After first starting Suricata up, everything runs fine for a few hours but eventually I get (seemingly) unrecoverable packet loss.
Monitoring the processes with perf top, rs_dns_state_get_tx' and AppLayerDefaultGetTxIterator’ slowly creep up in overhead% and eventually overtake `DetectRun.part.16’. Once this happens, I start getting packet loss.
I disabled the DNS parsers and have been running for 17hrs with average 0.2% packet loss, versus the average 7.2% packet loss over my last 15hr run with DNS parsers enabled.
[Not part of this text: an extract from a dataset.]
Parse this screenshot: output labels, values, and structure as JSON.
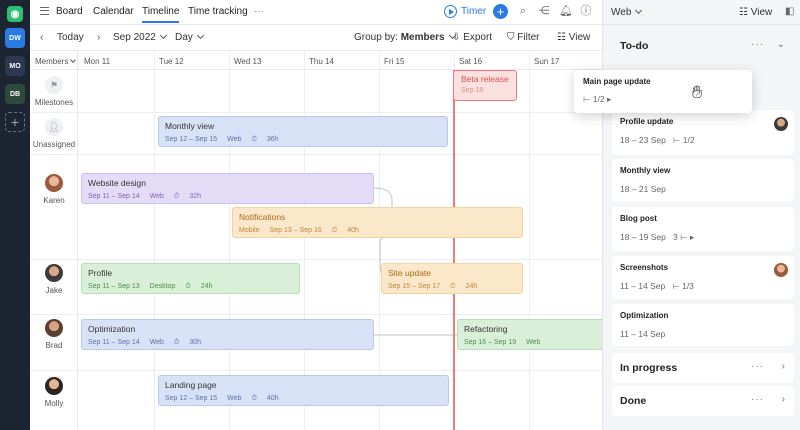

When the packet loss starts with DNS parsers, I see about 30% packet loss and I cannot recover until I kill the feed or restart Suricata.
I see that the master branch has some recent changes to src/app-layer-parser.c, including some transaction cleanup. I may try to merge those changes into the 6.0.1 build locally and see how it goes.
I can see that on some deployments as well, we will keep an eye on that. If you could test it with Suricata 5.0.5 that would help us to narrow it down to changes from 5 to 6.
I’ve found a few cases with TCP DNS where this can happen, in particular where there are DNS TCP streams that are long lived and messages may be lost, or the client floods the server (which I have seen on the real internet).
This patch should help with the issue, but we’re looking at better ways as well. Please let me know. If you know there is no TCP DNS in your traffic, this is unlikely to help.